Overall sentiment score: -0.07820512820512822


- According to the overall sentiment score in TextBlob is approximately -0.0782. The score suggests a slightly negative sentiment overall.

In [6]:
# Install nltk if you don't have in your environment
# !pip install nltk
# nltk.download('punkt')
# nltk.download('vader_lexicon')

In [7]:
import nltk
from nltk.sentiment import SentimentIntensityAnalyzer
from nltk.tokenize import word_tokenize
from nltk.stem import SnowballStemmer

# List of the sentences
sentences = [
    "UN refugee agency says it is 'completely unpalatable' that asylum seekers are homeless in Ireland",
    "A Searing, Claustrophobic Portrait of Family Homelessness in Ireland—’Rosie’, dir.
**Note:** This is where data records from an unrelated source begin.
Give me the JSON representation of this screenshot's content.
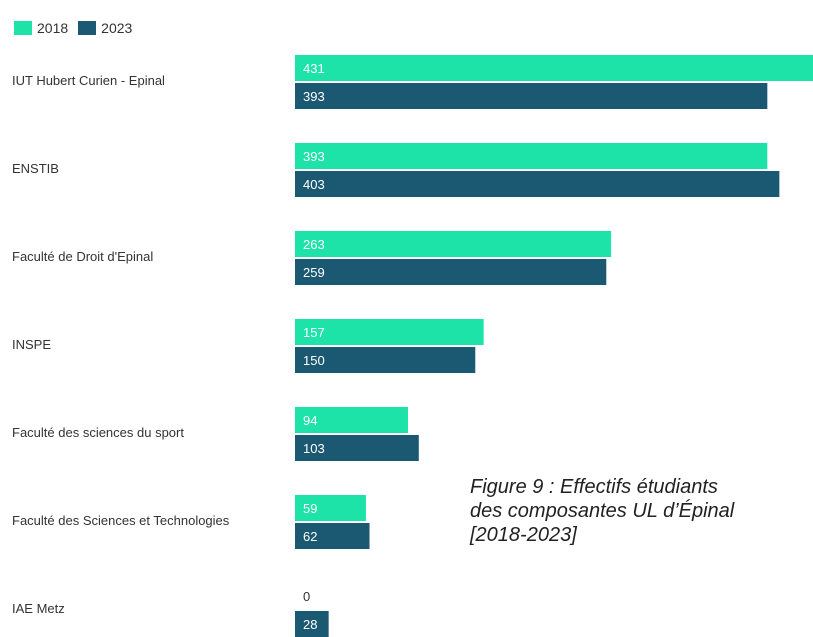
{
  "colors": {
    "2018": "#1de3a8",
    "2023": "#1b5872",
    "label_on_bar": "#ffffff",
    "category_text": "#333333"
  },
  "legend": {
    "items": [
      {
        "label": "2018"
      },
      {
        "label": "2023"
      }
    ]
  },
  "caption": {
    "line1": "Figure 9 : Effectifs étudiants",
    "line2": "des composantes UL d’Épinal",
    "line3": "[2018-2023]"
  },
  "chart_data": {
    "type": "bar",
    "orientation": "horizontal",
    "categories": [
      "IUT Hubert Curien - Epinal",
      "ENSTIB",
      "Faculté de Droit d'Epinal",
      "INSPE",
      "Faculté des sciences du sport",
      "Faculté des Sciences et Technologies",
      "IAE Metz"
    ],
    "series": [
      {
        "name": "2018",
        "values": [
          431,
          393,
          263,
          157,
          94,
          59,
          0
        ]
      },
      {
        "name": "2023",
        "values": [
          393,
          403,
          259,
          150,
          103,
          62,
          28
        ]
      }
    ],
    "xlim": [
      0,
      431
    ],
    "grid": false,
    "legend_position": "top-left",
    "data_labels": true
  }
}
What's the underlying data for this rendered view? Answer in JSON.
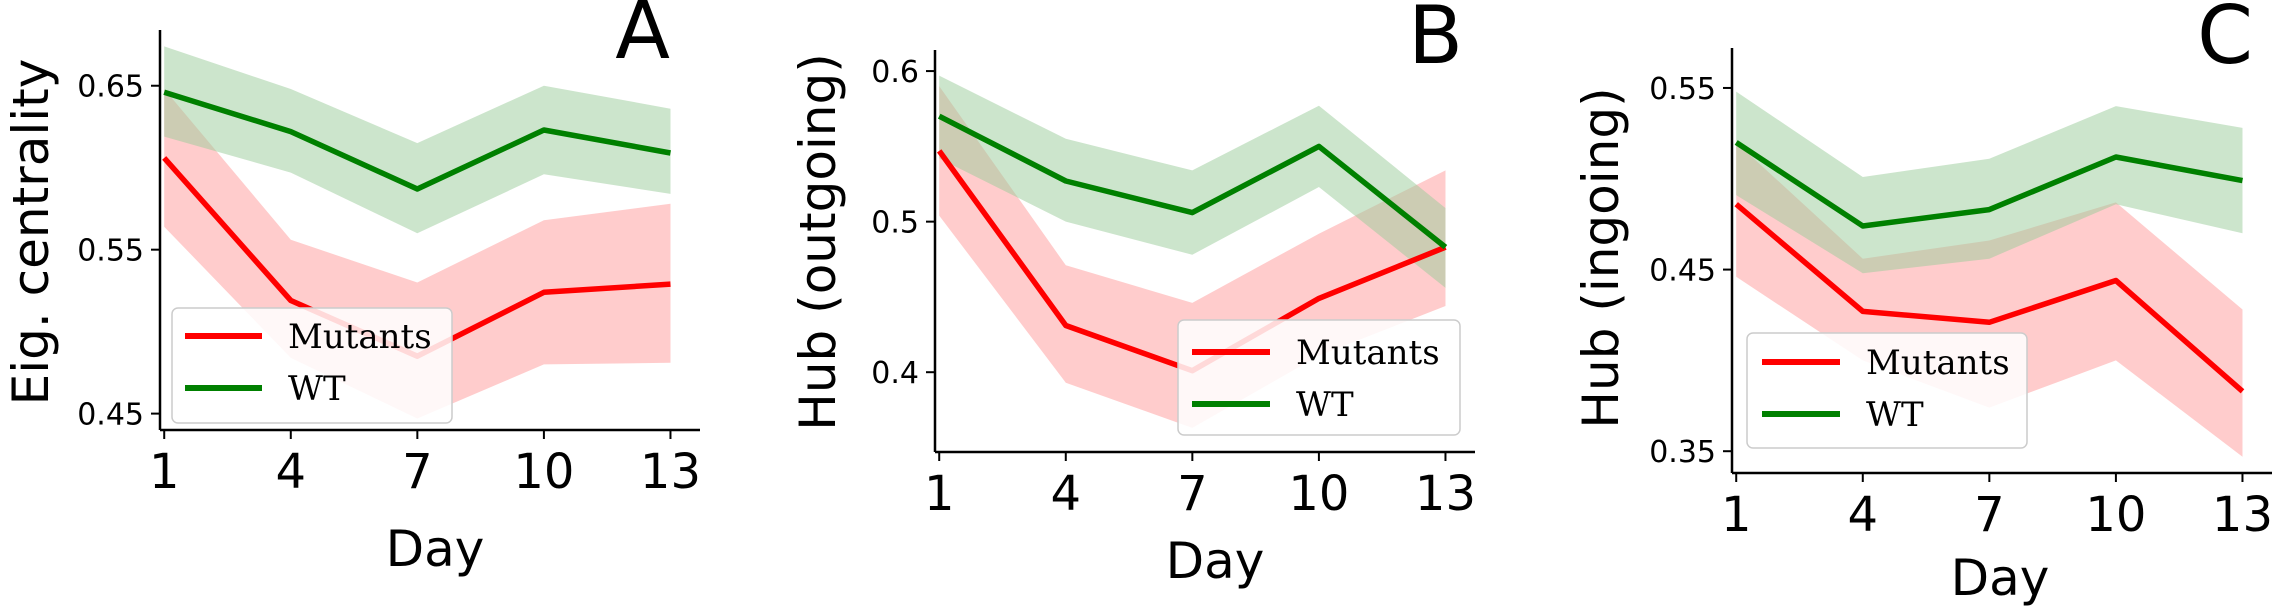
{
  "figure": {
    "type": "multi-panel line chart with confidence bands"
  },
  "colors": {
    "mutants": "#ff0000",
    "wt": "#008000",
    "mutants_band": "#ff9999",
    "wt_band": "#99cc99"
  },
  "chart_data": [
    {
      "type": "line",
      "panel_letter": "A",
      "xlabel": "Day",
      "ylabel": "Eig. centrality",
      "x": [
        1,
        4,
        7,
        10,
        13
      ],
      "xticks": [
        1,
        4,
        7,
        10,
        13
      ],
      "xticklabels": [
        "1",
        "4",
        "7",
        "10",
        "13"
      ],
      "xlim": [
        0.9,
        13.7
      ],
      "ylim": [
        0.44,
        0.684
      ],
      "yticks": [
        0.45,
        0.55,
        0.65
      ],
      "yticklabels": [
        "0.45",
        "0.55",
        "0.65"
      ],
      "legend_position": "lower-left",
      "series": [
        {
          "name": "Mutants",
          "color": "#ff0000",
          "values": [
            0.606,
            0.519,
            0.485,
            0.524,
            0.529
          ],
          "lower": [
            0.564,
            0.484,
            0.447,
            0.48,
            0.481
          ],
          "upper": [
            0.648,
            0.556,
            0.53,
            0.568,
            0.578
          ]
        },
        {
          "name": "WT",
          "color": "#008000",
          "values": [
            0.646,
            0.622,
            0.587,
            0.623,
            0.609
          ],
          "lower": [
            0.619,
            0.597,
            0.56,
            0.596,
            0.584
          ],
          "upper": [
            0.674,
            0.648,
            0.615,
            0.65,
            0.636
          ]
        }
      ]
    },
    {
      "type": "line",
      "panel_letter": "B",
      "xlabel": "Day",
      "ylabel": "Hub (outgoing)",
      "x": [
        1,
        4,
        7,
        10,
        13
      ],
      "xticks": [
        1,
        4,
        7,
        10,
        13
      ],
      "xticklabels": [
        "1",
        "4",
        "7",
        "10",
        "13"
      ],
      "xlim": [
        0.9,
        13.7
      ],
      "ylim": [
        0.347,
        0.614
      ],
      "yticks": [
        0.4,
        0.5,
        0.6
      ],
      "yticklabels": [
        "0.4",
        "0.5",
        "0.6"
      ],
      "legend_position": "lower-right",
      "series": [
        {
          "name": "Mutants",
          "color": "#ff0000",
          "values": [
            0.547,
            0.431,
            0.401,
            0.449,
            0.483
          ],
          "lower": [
            0.504,
            0.393,
            0.363,
            0.411,
            0.444
          ],
          "upper": [
            0.59,
            0.471,
            0.446,
            0.492,
            0.534
          ]
        },
        {
          "name": "WT",
          "color": "#008000",
          "values": [
            0.57,
            0.527,
            0.506,
            0.55,
            0.483
          ],
          "lower": [
            0.542,
            0.5,
            0.478,
            0.523,
            0.456
          ],
          "upper": [
            0.597,
            0.555,
            0.534,
            0.577,
            0.509
          ]
        }
      ]
    },
    {
      "type": "line",
      "panel_letter": "C",
      "xlabel": "Day",
      "ylabel": "Hub (ingoing)",
      "x": [
        1,
        4,
        7,
        10,
        13
      ],
      "xticks": [
        1,
        4,
        7,
        10,
        13
      ],
      "xticklabels": [
        "1",
        "4",
        "7",
        "10",
        "13"
      ],
      "xlim": [
        0.9,
        13.7
      ],
      "ylim": [
        0.338,
        0.572
      ],
      "yticks": [
        0.35,
        0.45,
        0.55
      ],
      "yticklabels": [
        "0.35",
        "0.45",
        "0.55"
      ],
      "legend_position": "lower-left",
      "series": [
        {
          "name": "Mutants",
          "color": "#ff0000",
          "values": [
            0.486,
            0.427,
            0.421,
            0.444,
            0.383
          ],
          "lower": [
            0.446,
            0.4,
            0.374,
            0.4,
            0.347
          ],
          "upper": [
            0.52,
            0.456,
            0.466,
            0.487,
            0.428
          ]
        },
        {
          "name": "WT",
          "color": "#008000",
          "values": [
            0.52,
            0.474,
            0.483,
            0.512,
            0.499
          ],
          "lower": [
            0.491,
            0.448,
            0.456,
            0.486,
            0.47
          ],
          "upper": [
            0.548,
            0.501,
            0.511,
            0.54,
            0.528
          ]
        }
      ]
    }
  ]
}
Paddy Breathnach, 2018",
    "Ireland is no country if you’re young, creative or homeless",
    "FactCheck: Does Ireland really have a low rate of homelessness by international standards?",
    "Thousands (12,000-20,000 people) march in Dublin over housing & homeless crisis in Ireland",
    "Europe’s hotel occupancy rates drop by -61.6% to 26.3% during March 2020",
    "2020 Irish General Election [Megathread]",
    "Social Protection Expenditure in the EU Countries (% GDP, 2018)",
    "The State of the World’s Toilets",
    "Household expenditure on housing (housing, water, electricity, gas and other fuels) in the EU: In 2019, the share of household expenditure devoted to housing was largest in Finland (28.8%), Slovakia (28.4%) and Denmark (27.9%), lowest in Malta (12.3%), Lithuania (14.9%) and Cyprus (15.6%).",
    "Irish economy grew by 2.5% in second quarter of 2018",
    "Hungary's homeless ban: Campaigners slam 'policy of total evil' with temperatures set to fall",
    "The hidden statistics of Eurostat"
]

# Initialize variables
total_sentiment = 0.0
num_sentences = len(sentences)

# Initialize NLTK components
stemmer = SnowballStemmer("english")
sid = SentimentIntensityAnalyzer()

# Calculate sentiment for each sentence
for sentence in sentences:
    # Tokenize the sentence
    tokens = word_tokenize(sentence)

    # Apply stemming to the tokens
    stemmed_tokens = [stemmer.stem(token) for token in tokens]

    # Join the stemmed tokens back into a sentence
    stemmed_sentence = " ".join(stemmed_tokens)

    # Calculate sentiment polarity using NLTK's SentimentIntensityAnalyzer
    sentiment = sid.polarity_scores(stemmed_sentence)["compound"]
    total_sentiment += sentiment

# Calculate the overall sentiment score
overall_sentiment = total_sentiment / num_sentences

print(f"Overall sentiment score: {overall_sentiment}")


Overall sentiment score: -0.11186923076923076


- The NLTK analysis indicates an overall sentiment score of around -0.1118, which implies a slightly negative sentiment.
- The slight difference in the overall sentiment score can be attributed to the limited amount of text available for analysis.